Kait Porter examined the label on a nearly empty jar that contained sodium hydroxide beads to neutralize acidic waste. She keyed information into a web-based purchasing site, and within seconds had found the item and added it to a shopping cart for her department's approval.
Porter, a research technician in a lab in the Civil and Environmental Engineering Department, orders supplies several times a month using Duke's new procurement system, Buy@Duke.Read More
"Buy@Duke makes it really easy," she said.
The web-based purchasing system combines the electronic catalogues of more than two dozen major vendors into one virtual marketplace with guaranteed Duke pricing. This makes ordering scientific supplies more efficient, cost effective and easier to track.
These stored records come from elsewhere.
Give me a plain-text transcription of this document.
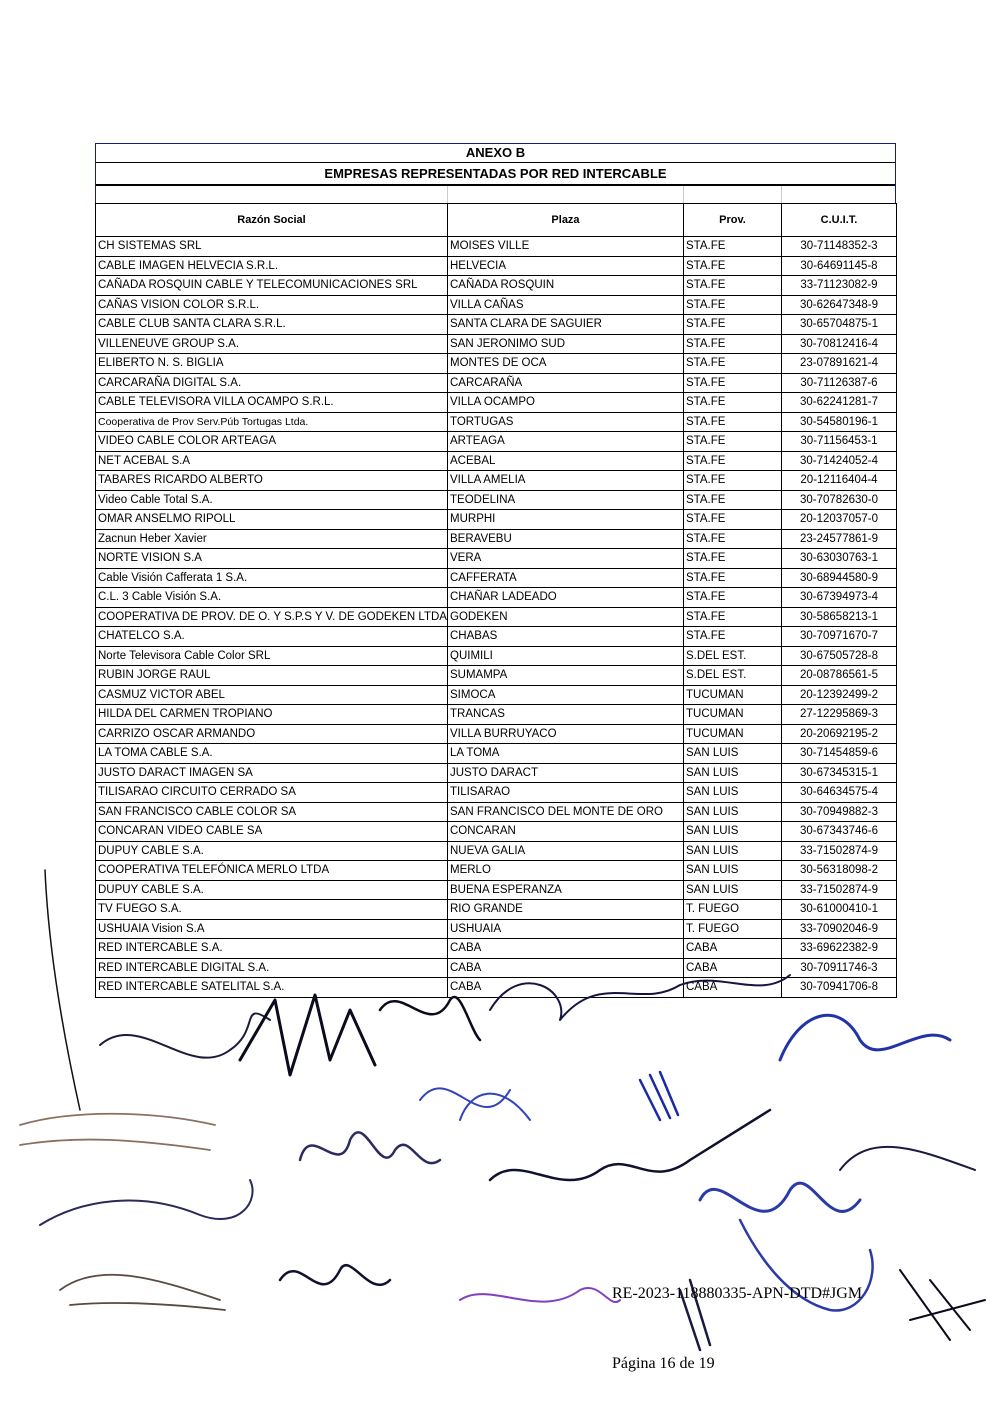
ANEXO B
EMPRESAS REPRESENTADAS POR RED INTERCABLE
Razón Social	Plaza	Prov.	C.U.I.T.
CH SISTEMAS SRL	MOISES VILLE	STA.FE	30-71148352-3
CABLE IMAGEN HELVECIA S.R.L.	HELVECIA	STA.FE	30-64691145-8
CAÑADA ROSQUIN CABLE Y TELECOMUNICACIONES SRL	CAÑADA ROSQUIN	STA.FE	33-71123082-9
CAÑAS VISION COLOR S.R.L.	VILLA CAÑAS	STA.FE	30-62647348-9
CABLE CLUB SANTA CLARA S.R.L.	SANTA CLARA DE SAGUIER	STA.FE	30-65704875-1
VILLENEUVE GROUP S.A.	SAN JERONIMO SUD	STA.FE	30-70812416-4
ELIBERTO N. S. BIGLIA	MONTES DE OCA	STA.FE	23-07891621-4
CARCARAÑA DIGITAL S.A.	CARCARAÑA	STA.FE	30-71126387-6
CABLE TELEVISORA VILLA OCAMPO S.R.L.	VILLA OCAMPO	STA.FE	30-62241281-7
Cooperativa de Prov Serv.Púb Tortugas Ltda.	TORTUGAS	STA.FE	30-54580196-1
VIDEO CABLE COLOR ARTEAGA	ARTEAGA	STA.FE	30-71156453-1
NET ACEBAL S.A	ACEBAL	STA.FE	30-71424052-4
TABARES RICARDO ALBERTO	VILLA AMELIA	STA.FE	20-12116404-4
Video Cable Total S.A.	TEODELINA	STA.FE	30-70782630-0
OMAR ANSELMO RIPOLL	MURPHI	STA.FE	20-12037057-0
Zacnun Heber Xavier	BERAVEBU	STA.FE	23-24577861-9
NORTE VISION S.A	VERA	STA.FE	30-63030763-1
Cable Visión Cafferata 1 S.A.	CAFFERATA	STA.FE	30-68944580-9
C.L. 3 Cable Visión S.A.	CHAÑAR LADEADO	STA.FE	30-67394973-4
COOPERATIVA DE PROV. DE O. Y S.P.S Y V. DE GODEKEN LTDA	GODEKEN	STA.FE	30-58658213-1
CHATELCO S.A.	CHABAS	STA.FE	30-70971670-7
Norte Televisora Cable Color SRL	QUIMILI	S.DEL EST.	30-67505728-8
RUBIN JORGE RAUL	SUMAMPA	S.DEL EST.	20-08786561-5
CASMUZ VICTOR ABEL	SIMOCA	TUCUMAN	20-12392499-2
HILDA DEL CARMEN TROPIANO	TRANCAS	TUCUMAN	27-12295869-3
CARRIZO OSCAR ARMANDO	VILLA BURRUYACO	TUCUMAN	20-20692195-2
LA TOMA CABLE S.A.	LA TOMA	SAN LUIS	30-71454859-6
JUSTO DARACT IMAGEN SA	JUSTO DARACT	SAN LUIS	30-67345315-1
TILISARAO CIRCUITO CERRADO SA	TILISARAO	SAN LUIS	30-64634575-4
SAN FRANCISCO CABLE COLOR SA	SAN FRANCISCO DEL MONTE DE ORO	SAN LUIS	30-70949882-3
CONCARAN VIDEO CABLE SA	CONCARAN	SAN LUIS	30-67343746-6
DUPUY CABLE S.A.	NUEVA GALIA	SAN LUIS	33-71502874-9
COOPERATIVA TELEFÓNICA MERLO LTDA	MERLO	SAN LUIS	30-56318098-2
DUPUY CABLE S.A.	BUENA ESPERANZA	SAN LUIS	33-71502874-9
TV FUEGO S.A.	RIO GRANDE	T. FUEGO	30-61000410-1
USHUAIA Vision S.A	USHUAIA	T. FUEGO	33-70902046-9
RED INTERCABLE S.A.	CABA	CABA	33-69622382-9
RED INTERCABLE DIGITAL S.A.	CABA	CABA	30-70911746-3
RED INTERCABLE SATELITAL S.A.	CABA	CABA	30-70941706-8
RE-2023-118880335-APN-DTD#JGM
Página 16 de 19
Across Duke, staff in 26 research units are purchasing about $30 million worth of supplies annually through the system, and Duke expects that volume to grow.
"Buy@Duke directs the buying power of Duke toward our preferred vendors, which allows us to negotiate better prices," said Jane Pleasants, assistant vice president for Procurement and Supply Chain Management. "It also helps us easily see what we are buying so we can focus price negotiations on items we routinely purchase."
The program is one of several initiatives supported by Duke's Research Administration Continuous Improvement Integration Initiative to enhance support for faculty, researchers, grant managers and the research community at Duke.
Duke's goal is to have all major research units using Buy@Duke by December and to introduce the system Duke-wide by next summer. As it rolls out to the university, Duke will add high-volume vendors so employees can purchase everything from office paper to organic enzymes at the lowest total cost.
A key efficiency in Buy@Duke is eliminating the paperwork traditionally associated with purchasing.
For example, after Porter, the research technician, submitted her supply order, it was electronically routed to the lab manager, who checked inventory, matched fund codes and ensured all safety regulations were followed. The virtual shopping cart was then routed to the business manager, who checked availability of funds and confirmed whether the purchase was permitted for a grant-funded project. Once everything matched up, the system automatically generated purchase orders for the vendor. Porter could view her cart at any time to see where it was in the review process.
The system has shifted the timing of procurement workflow for Rebecca Dupree, the business manager who reviews purchases for the Department of Civil and Environmental Engineering.
"I'm doing a lot more review before the order goes out the door," she said. "But when we start financial reconciling at the end of the month, I don't have to review the transactions again. I know they are good."